A block reward is a portion of newly minted digital tokens assigned to a user who helps to verify transactions on a blockchain protocol. The users who verify transactions are collectively known as validators, but can also be called stakers or miners – depending on the consensus mechanism used by the blockchain (proof-of-stake or proof-of-work, respectively.)
What are block rewards used for?
Protocols need to provide incentives for distributed volunteer users to discover new blocks in order to secure the network and ensure it continues to operate. Because no central administrator watches over bitcoin (BTC) and all other cryptocurrencies, block rewards serve as the primary financial incentive for people to participate in the network.
As mentioned, block rewards also serve as the exclusive issuance system for releasing newly minted coins into circulation. These are given to each successful validator that discovers (miner) or proposes (staker) new blocks. Sometimes, these rewards are fixed, meaning the same number of tokens are given as block rewards every time, while others gradually decrease the number of coins given as block rewards over time.
Bitcoin goes through a ‘‘halving‘’ roughly every four years, or 210,000 blocks. This means the block reward given to miners systematically halves over its lifespan. Since the last halving in May 2020, successful miners have been receiving 6.25 BTC for each block discovered, which usually takes approximately 10 minutes.
These figures and block reward schedules vary greatly among different projects.
Bitcoin’s block rewards have halved three times since the protocol launched in 2009 and will continue to halve until the total number of coins in circulation reaches the maximum supply of 21 million coins. After that, no more block rewards and no more new coins will enter circulation.
Read More: What Happens When All Bitcoin Are Mined?
Block rewards and transaction fees
It’s also important to note the difference between block rewards and transaction fees. For example, a bitcoin miner will receive both block rewards and any fees attached the transactions they include in the new block. These are entirely separate, and once all bitcoin are mined it’s anticipated that miners will become solely reliant on transaction fees to maintain their operations.

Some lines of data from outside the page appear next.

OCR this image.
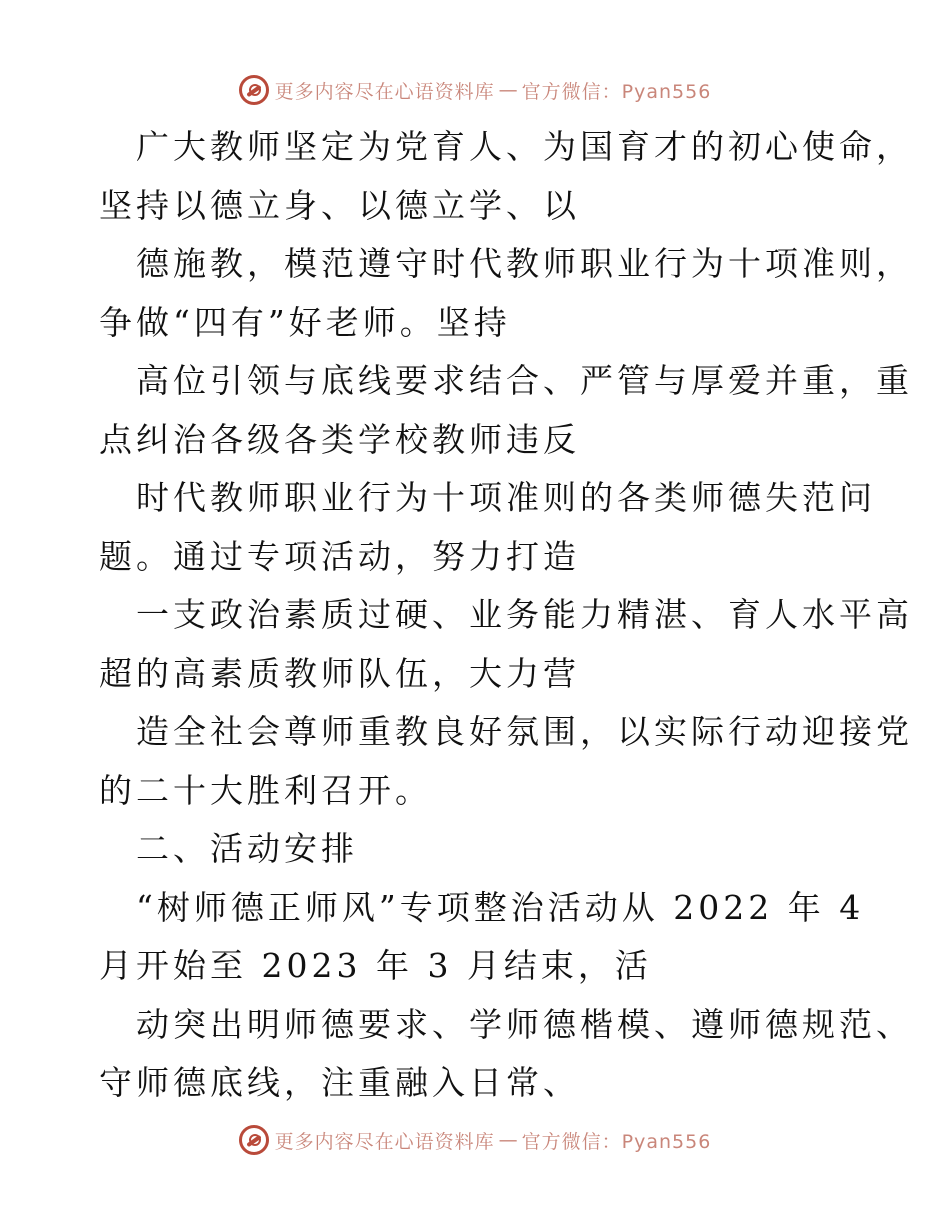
更多内容尽在心语资料库 — 官方微信：Pyan556
广大教师坚定为党育人、为国育才的初心使命，
坚持以德立身、以德立学、以
德施教，模范遵守时代教师职业行为十项准则，
争做“四有”好老师。坚持
高位引领与底线要求结合、严管与厚爱并重，重
点纠治各级各类学校教师违反
时代教师职业行为十项准则的各类师德失范问
题。通过专项活动，努力打造
一支政治素质过硬、业务能力精湛、育人水平高
超的高素质教师队伍，大力营
造全社会尊师重教良好氛围，以实际行动迎接党
的二十大胜利召开。
二、活动安排
“树师德正师风”专项整治活动从 2022 年 4
月开始至 2023 年 3 月结束，活
动突出明师德要求、学师德楷模、遵师德规范、
守师德底线，注重融入日常、
更多内容尽在心语资料库 — 官方微信：Pyan556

Finally, block rewards are not always denominated in the same tokens being transacted on its blockchain. Stablecoins are a common example of this. In order to maintain a steady exchange rate against fiat currency, these protocols carefully control token supply. Therefore, they often reward their miners with a different native token. The Terra network, for example, rewards miners with its freely floating LUNA token, not with TerraUSD.